Diagnostic procedures to determine reading problems among year five pupils includes reading evaluation with the help of teachers with a major focus on assessing whether reading difficulties entailed fluency or comprehension. With the help of teachers, signals on the way the children spoke, the way they listened and how they responded were observed with the aim of assessing the nature of the reading difficulties. Among the factors considered at the diagnostic phase included: pupils approach to reading with emphasis on how pupils sounded out words, the way they spelled out words that were not memorized and the word type errors they made in the course of reading the chosen paragraph.
Discussion with teachers also played a key role in identifying in identifying reading problems among year five pupils sampled out for the study. Discussions with teachers revealed that listening comprehension is at a higher level than reading hence the need for interventions to ensure children develop competence in their reading. Furthermore, teachers stress the fact that children with limited reading comprehension have a slower rate of reading, misuse function words and have poor timing in reading tasks. Since such difficulties by the pupils puts a lot of work pressure on teachers, it is imperative that implementation strategies be designed to improve the situation.
Implementation process incorporated various strategies including the need for teacher demonstration modeling, following up on independent practice while also encouraging pupils to engage themselves in discussions as a way of improving their reading skills. Directed reading activities during class sessions are critical since they enhance ways through which the pupils improve their skills. However, the major intervention sought was the need to rely on reading cues as the best ways of understanding difficulties and trying to improve the situation. Children were exposed to techniques that focused on assessing how they made meaning from texts and how they relayed connections with the words. Such strategy was basically focused on improving ways through which the pupils made sense from texts.
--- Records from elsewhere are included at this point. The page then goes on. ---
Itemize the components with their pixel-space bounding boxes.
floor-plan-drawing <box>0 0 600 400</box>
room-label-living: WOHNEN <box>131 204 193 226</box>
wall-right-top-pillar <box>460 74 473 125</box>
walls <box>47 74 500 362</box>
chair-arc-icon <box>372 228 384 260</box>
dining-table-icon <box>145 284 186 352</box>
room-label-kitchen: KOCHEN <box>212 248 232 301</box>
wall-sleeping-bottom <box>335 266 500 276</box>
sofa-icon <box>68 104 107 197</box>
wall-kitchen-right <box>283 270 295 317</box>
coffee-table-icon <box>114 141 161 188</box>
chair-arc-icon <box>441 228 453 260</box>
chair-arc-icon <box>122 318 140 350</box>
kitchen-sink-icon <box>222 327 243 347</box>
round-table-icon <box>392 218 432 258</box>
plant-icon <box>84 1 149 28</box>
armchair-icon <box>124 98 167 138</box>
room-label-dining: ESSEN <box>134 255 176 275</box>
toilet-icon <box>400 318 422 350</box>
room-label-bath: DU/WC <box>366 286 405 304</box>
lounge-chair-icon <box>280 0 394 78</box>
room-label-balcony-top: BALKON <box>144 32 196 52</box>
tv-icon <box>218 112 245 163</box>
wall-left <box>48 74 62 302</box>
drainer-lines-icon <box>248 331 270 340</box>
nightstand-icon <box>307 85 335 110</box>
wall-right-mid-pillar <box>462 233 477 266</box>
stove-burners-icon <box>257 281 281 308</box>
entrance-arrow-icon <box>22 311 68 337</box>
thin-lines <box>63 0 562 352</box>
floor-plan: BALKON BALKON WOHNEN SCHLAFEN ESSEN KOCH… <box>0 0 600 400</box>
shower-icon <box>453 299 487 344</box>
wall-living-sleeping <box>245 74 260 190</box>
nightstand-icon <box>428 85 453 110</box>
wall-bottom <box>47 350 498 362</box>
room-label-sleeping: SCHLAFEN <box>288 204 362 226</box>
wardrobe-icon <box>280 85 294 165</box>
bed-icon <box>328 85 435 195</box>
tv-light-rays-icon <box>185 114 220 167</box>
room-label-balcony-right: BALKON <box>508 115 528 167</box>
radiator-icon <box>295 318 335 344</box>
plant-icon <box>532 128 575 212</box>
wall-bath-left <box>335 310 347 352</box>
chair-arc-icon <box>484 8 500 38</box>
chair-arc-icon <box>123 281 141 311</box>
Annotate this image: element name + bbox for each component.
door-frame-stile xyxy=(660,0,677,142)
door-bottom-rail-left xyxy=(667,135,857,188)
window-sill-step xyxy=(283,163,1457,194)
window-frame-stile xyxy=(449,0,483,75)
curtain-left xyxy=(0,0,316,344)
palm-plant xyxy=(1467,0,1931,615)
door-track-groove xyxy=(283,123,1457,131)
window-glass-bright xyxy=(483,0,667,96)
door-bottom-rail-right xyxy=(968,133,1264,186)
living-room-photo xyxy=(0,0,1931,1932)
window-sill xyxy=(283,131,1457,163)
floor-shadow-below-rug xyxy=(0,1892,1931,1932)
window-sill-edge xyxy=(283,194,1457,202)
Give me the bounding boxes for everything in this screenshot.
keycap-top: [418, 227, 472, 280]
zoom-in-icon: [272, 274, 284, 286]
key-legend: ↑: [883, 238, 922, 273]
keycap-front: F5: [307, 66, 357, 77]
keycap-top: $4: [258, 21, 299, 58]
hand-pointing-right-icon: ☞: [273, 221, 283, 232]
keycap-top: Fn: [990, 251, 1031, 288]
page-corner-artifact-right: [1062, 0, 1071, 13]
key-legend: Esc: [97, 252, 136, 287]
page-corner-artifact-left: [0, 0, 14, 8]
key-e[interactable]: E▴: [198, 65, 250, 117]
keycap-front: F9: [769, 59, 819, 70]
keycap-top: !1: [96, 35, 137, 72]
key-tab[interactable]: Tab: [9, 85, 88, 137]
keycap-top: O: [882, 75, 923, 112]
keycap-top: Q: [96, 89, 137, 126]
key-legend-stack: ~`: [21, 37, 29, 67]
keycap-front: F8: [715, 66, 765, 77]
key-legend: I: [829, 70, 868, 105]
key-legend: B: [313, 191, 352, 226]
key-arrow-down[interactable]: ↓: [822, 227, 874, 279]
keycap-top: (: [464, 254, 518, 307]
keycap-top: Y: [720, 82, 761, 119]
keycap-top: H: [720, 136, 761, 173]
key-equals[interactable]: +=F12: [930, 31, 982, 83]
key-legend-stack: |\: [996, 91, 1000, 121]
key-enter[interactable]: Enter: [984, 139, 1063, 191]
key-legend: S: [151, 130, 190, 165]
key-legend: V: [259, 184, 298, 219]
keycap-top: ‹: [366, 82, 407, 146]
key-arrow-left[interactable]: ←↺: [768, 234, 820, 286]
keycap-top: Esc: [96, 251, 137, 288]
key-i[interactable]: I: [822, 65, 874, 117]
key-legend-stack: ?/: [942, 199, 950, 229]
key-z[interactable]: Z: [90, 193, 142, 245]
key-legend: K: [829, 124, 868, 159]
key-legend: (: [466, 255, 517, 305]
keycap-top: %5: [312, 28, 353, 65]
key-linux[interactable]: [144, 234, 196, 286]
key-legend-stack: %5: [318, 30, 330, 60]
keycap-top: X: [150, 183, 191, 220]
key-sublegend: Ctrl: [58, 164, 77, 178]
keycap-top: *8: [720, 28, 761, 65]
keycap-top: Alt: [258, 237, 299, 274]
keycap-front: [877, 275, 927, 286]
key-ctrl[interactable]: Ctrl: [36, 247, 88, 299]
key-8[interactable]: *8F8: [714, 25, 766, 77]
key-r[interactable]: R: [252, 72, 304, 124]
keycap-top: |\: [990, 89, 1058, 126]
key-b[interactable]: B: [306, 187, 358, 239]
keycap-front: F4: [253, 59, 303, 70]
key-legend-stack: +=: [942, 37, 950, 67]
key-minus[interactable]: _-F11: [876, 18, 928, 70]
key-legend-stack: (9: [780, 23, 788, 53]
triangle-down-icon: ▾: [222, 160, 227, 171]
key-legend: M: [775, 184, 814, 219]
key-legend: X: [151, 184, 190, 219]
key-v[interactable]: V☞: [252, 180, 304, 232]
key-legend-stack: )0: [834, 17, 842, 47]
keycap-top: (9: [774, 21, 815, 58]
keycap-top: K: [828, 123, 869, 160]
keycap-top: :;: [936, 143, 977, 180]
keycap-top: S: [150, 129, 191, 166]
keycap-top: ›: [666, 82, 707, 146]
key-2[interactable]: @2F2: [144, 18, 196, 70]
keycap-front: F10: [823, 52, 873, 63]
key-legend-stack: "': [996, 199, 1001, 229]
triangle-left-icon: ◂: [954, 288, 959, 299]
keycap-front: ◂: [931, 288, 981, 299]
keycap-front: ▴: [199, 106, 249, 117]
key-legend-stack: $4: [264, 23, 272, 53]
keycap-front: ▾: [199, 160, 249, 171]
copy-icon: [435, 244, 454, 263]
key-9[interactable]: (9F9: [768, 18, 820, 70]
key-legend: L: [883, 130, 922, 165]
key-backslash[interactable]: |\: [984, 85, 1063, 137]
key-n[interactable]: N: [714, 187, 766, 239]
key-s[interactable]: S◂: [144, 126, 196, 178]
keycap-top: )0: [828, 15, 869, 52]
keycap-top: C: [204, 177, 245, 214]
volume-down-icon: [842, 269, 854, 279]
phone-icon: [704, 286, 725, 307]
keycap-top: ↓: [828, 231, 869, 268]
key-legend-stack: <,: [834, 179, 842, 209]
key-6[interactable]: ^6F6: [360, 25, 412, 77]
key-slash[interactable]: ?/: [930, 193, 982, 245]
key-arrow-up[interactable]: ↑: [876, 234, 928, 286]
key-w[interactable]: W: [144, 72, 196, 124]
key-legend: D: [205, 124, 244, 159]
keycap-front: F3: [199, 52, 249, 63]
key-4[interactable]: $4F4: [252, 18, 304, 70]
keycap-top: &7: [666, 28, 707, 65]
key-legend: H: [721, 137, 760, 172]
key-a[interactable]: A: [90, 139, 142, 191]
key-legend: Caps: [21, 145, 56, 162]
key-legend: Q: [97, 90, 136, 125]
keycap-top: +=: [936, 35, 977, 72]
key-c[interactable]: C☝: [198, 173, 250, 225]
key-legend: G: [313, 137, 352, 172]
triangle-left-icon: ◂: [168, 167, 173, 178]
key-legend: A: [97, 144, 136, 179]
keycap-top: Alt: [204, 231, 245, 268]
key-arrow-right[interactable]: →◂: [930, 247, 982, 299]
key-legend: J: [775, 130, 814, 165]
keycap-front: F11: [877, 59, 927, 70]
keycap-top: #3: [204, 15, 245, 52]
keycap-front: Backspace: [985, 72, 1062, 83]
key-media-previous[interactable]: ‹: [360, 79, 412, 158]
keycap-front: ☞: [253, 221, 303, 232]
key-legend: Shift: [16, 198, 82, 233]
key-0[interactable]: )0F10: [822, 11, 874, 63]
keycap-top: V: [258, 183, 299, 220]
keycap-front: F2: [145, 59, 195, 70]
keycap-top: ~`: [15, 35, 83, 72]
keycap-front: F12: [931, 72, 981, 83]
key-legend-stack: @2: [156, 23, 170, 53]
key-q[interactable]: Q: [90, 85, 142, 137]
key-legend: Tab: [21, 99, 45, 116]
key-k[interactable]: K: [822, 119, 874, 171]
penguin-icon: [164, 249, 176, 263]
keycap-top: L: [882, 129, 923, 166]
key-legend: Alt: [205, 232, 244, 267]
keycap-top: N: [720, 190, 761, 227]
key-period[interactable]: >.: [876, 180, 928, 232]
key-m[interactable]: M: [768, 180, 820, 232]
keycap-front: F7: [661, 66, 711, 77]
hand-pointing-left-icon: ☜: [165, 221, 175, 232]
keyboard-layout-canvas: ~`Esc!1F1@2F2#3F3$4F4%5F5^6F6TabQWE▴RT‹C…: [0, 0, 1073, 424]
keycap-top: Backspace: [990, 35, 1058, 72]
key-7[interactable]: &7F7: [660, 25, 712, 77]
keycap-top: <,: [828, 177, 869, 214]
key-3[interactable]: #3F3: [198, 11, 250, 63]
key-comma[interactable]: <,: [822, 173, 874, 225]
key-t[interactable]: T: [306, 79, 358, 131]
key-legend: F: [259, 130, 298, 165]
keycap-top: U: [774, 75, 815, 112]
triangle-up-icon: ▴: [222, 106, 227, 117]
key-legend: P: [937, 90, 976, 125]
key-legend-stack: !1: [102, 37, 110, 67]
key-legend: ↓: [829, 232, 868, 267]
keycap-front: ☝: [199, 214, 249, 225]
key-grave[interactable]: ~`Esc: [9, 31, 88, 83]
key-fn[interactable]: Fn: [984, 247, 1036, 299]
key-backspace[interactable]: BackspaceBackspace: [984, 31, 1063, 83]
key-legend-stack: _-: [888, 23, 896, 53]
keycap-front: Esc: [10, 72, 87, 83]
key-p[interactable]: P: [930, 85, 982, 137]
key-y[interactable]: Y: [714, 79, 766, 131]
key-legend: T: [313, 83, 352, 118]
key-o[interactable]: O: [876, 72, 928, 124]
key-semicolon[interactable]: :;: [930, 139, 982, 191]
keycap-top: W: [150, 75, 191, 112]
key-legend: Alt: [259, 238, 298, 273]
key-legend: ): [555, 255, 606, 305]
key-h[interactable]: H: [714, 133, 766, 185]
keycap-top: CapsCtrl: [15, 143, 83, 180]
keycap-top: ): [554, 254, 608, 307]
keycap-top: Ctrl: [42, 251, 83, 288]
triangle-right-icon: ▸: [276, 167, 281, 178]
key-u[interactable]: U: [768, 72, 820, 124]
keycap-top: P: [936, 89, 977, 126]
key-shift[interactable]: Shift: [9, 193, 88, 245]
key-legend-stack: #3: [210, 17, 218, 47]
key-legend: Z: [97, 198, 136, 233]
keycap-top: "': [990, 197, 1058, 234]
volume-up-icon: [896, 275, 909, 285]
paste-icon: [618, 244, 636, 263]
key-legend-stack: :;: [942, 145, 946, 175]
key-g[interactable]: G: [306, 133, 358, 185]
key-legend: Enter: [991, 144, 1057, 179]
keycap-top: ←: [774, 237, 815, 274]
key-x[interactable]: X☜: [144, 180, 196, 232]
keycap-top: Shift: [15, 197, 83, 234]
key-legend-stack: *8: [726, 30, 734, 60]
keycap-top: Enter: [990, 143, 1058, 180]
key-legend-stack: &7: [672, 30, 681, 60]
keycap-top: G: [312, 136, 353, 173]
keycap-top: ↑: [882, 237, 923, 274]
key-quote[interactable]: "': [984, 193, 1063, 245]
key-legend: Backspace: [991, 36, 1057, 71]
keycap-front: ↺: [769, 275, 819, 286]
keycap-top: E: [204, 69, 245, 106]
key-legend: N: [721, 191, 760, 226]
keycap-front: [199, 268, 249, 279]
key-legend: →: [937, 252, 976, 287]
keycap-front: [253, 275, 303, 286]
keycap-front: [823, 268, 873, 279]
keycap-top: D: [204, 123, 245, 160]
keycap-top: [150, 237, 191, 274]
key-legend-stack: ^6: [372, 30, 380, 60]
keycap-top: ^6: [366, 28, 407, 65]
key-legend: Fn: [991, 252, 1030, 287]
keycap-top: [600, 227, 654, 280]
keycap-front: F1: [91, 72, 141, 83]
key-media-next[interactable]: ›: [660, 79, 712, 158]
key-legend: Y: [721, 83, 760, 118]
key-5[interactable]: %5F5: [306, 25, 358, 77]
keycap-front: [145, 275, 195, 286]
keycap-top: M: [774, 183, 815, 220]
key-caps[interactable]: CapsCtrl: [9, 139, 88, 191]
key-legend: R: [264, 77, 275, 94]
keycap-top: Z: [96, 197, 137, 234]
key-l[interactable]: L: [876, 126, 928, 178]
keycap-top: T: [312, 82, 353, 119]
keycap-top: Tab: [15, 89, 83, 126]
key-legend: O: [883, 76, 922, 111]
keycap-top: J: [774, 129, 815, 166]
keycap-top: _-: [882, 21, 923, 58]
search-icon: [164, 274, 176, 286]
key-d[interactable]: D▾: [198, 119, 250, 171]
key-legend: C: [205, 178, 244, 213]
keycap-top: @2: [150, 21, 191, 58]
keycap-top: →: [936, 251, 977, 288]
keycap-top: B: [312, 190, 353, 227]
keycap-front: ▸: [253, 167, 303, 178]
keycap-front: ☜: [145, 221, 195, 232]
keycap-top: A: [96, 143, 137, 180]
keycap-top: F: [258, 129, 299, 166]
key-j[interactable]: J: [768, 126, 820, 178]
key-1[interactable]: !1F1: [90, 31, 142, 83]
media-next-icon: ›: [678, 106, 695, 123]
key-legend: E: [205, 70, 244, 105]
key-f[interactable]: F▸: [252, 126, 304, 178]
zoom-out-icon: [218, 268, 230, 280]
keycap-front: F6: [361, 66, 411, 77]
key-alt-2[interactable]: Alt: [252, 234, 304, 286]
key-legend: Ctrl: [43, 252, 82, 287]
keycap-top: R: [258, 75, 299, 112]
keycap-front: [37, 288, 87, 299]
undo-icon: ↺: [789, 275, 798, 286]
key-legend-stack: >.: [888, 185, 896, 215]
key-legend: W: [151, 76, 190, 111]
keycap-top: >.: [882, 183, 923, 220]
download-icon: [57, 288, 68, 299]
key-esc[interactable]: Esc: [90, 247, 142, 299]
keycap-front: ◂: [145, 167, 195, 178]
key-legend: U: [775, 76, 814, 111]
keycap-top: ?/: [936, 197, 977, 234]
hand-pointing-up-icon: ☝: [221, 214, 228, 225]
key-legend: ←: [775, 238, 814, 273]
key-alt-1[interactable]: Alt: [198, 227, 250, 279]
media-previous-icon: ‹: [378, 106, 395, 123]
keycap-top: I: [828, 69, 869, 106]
Additionally, the structure of the text was also considered to trigger pupils to identify whether actual words in their sentences made sense. Together with teachers, we assessed pupils’ ability to put together languages into sentences, phrases, and paragraphs. Lastly, the focus was also placed on visual analysis by breaking words into letters, syllables, and sounds with the aim of making the pupils have a knowledge of how letters are formed. The visual cues, therefore, involved pupils sounding out of words as a way of improving reading comprehension.
Reading cues strategies, therefore, focused on assessing rhyme production, the way children segment sounds, the way they blend their words, and how they operate on the spoken words. However, to successfully intervene on reading difficulties, pupils also need to be exposed to reading guides where they encounter printed words and go through a process of sequentially decoding the words and then trying to make letter sound conversions. Use of reading guides as an implementation option is also important since they make it possible for children to recognize and remember letters and also to differentiate spelling patterns of words.
References
Joseph, L. (2015). Best practices in planning interventions for students with reading problems. New York: WETA.